A partire dal 1° gennaio 2018, che siano con o senza manici, anche i sacchi leggeri e ultraleggeri – ossia con spessore della singola parete inferiore a 15 micron - utilizzati per il trasporto di merci e prodotti, a fini di igiene o come imballaggio primario in gastronomia, macelleria, pescheria, ortofrutta e panetteria, dovranno essere biodegradabili e compostabili secondo la norma UNI EN 13432 con un contenuto minimo di materia prima rinnovabile di almeno il 40% e dovranno essere distribuiti esclusivamente a pagamento.

La nuova norma permetterà finalmente di reprimere la pratica illegale di diciture quali “sacchetti a uso interno” messa in atto per eludere la legge sugli shopper e che tanti danni ha provocato all’ambiente, ai commercianti onesti e alla filiera dei produttori e trasformatori di biopolimeri.
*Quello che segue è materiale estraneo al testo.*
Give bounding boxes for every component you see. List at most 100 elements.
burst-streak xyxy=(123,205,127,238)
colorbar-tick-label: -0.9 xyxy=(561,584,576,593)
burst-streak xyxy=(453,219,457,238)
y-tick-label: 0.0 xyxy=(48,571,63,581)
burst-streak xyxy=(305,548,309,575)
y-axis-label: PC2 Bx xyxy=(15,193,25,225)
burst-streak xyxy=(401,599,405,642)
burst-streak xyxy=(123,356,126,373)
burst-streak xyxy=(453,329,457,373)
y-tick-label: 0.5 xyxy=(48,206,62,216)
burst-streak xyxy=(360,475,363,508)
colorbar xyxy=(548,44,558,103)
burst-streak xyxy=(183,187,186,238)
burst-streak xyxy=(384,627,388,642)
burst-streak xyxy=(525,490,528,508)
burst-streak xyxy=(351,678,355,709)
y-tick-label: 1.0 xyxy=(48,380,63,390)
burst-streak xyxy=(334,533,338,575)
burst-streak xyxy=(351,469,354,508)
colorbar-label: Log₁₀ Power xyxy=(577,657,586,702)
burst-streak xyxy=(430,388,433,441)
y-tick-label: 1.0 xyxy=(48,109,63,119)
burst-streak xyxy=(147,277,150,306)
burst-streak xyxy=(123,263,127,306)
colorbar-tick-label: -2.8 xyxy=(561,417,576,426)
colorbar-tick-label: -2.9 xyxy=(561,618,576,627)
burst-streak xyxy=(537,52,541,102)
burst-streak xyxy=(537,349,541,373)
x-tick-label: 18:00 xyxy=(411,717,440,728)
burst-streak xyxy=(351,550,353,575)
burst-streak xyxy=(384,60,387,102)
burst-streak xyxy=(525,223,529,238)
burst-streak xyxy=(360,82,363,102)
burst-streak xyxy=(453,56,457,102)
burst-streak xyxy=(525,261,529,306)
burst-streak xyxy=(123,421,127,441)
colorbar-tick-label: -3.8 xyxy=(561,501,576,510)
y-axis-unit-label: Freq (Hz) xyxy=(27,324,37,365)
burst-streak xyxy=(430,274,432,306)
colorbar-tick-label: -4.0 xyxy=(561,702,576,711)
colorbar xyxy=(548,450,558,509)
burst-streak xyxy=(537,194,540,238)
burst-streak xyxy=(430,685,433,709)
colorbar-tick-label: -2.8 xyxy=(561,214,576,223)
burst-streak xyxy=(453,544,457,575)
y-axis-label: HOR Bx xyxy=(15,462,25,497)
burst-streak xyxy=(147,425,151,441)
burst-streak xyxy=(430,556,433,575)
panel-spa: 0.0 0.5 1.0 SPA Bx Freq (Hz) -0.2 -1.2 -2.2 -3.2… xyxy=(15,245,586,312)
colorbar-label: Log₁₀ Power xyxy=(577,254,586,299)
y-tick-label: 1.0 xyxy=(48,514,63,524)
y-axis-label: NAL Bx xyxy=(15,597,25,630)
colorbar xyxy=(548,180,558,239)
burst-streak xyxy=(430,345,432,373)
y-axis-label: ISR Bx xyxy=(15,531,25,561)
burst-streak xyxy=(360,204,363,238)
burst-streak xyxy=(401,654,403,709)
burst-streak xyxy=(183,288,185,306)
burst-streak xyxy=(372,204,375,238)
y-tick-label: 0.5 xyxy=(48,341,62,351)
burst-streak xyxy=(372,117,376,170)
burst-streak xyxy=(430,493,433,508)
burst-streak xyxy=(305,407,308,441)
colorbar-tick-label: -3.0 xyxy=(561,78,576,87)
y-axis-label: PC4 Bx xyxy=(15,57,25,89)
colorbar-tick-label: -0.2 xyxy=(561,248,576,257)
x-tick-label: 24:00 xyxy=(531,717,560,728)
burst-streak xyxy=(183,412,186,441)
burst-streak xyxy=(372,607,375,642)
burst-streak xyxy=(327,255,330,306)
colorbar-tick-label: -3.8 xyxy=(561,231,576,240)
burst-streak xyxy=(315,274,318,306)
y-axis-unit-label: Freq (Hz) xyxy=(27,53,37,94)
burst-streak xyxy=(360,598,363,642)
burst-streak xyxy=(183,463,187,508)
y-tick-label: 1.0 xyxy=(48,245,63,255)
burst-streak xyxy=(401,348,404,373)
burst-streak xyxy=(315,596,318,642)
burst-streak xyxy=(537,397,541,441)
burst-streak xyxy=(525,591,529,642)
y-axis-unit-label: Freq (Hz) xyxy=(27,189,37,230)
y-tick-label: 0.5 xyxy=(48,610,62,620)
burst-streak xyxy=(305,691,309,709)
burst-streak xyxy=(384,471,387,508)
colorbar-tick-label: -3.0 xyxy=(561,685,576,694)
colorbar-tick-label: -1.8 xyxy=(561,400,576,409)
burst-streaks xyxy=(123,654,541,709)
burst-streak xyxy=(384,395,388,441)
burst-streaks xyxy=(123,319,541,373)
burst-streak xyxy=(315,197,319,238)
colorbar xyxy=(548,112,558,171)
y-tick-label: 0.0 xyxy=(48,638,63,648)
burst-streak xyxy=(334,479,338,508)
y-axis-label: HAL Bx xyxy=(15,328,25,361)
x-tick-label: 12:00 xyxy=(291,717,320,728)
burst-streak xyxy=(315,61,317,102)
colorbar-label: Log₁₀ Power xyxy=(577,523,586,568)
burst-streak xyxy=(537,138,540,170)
In pratica, gli unici sacchetti legali saranno ovunque quelli compostabili. Le buste superleggere dovranno essere vendute, e risultare negli scontrini fiscali.

PESANTI LE MULTE PER CHI CONTRAVVIENE LA LEGGE
Una borsa utilizzata nei reparti gastronomia, macelleria, ortofrutta, etc., che con diciture o altri mezzi tentasse di porsi al di fuori della normativa e che fosse priva anche di uno solo dei requisiti cumulativi previsti, rappresenterà un’elusione di legge per la quale scatteranno sanzioni fino a 100.000 €. In questo modo il legislatore ha inteso reprimere il ricorso a diciture - “per uso interno” oppure “non per asporto merci” - o ad altri mezzi elusivi quali la misurazione dello spessore del doppio foglio e non della singola parete, con cui è proliferata un’ampia illegalità, con grave detrimento dell’ambiente e nocumento per gli operatori onesti e per la filiera dei produttori e dei trasformatori di biopolimeri.

LA LEGGE SUGLI SHOPPER MONOUSO
La nuova norma conferma il contenuto della legge 28/2012 relativa alle sporte della spesa monouso: rimangono commercializzabili i soli shopper monouso biodegradabili e compostabili certificati UNI EN 13432 o quelli riutilizzabili con percentuali minime di plastica riciclata e spessori ricompresi tra 60 e 200 micron a seconda delle maniglie e degli usi. Viene specificato, ai fini dell’individuazione del corretto spessore, che gli shopper per uso non alimentare sono solo quelli forniti negli esercizi che commercializzano esclusivamente merci e prodotti diversi dai generi alimentari. Rimane invariato il sistema sanzionatorio vigente con multe da 2.500 € a 25.000 €, fino a 100.000 € se la violazione del divieto riguarda ingenti quantitativi di borse di plastica oppure un se il valore delle buste fuori legge è superiore al 10% del fatturato del trasgressore.

“Con questa legge giunge a sua naturale conclusione un percorso virtuoso nel settore della bioeconomia e dell’economia circolare che fa dell’Italia un modello per tutta l’Europa”, dichiara Marco Versari, presidente di Assobioplastiche. “E’ stato un cammino lungo, a tratti tortuoso, affrontato con la lungimiranza della buona politica e la tenacia della collaborazione instaurata tra policy maker, filiera della chimica verde e stakeholder della società civile. Questa è l’Italia di cui dobbiamo essere fieri: l’Italia che innova all’insegna di nuovi paradigmi produttivi in grado di coniugare ambiente e sviluppo, protezione del capitale naturale e creazione di posti di lavoro”.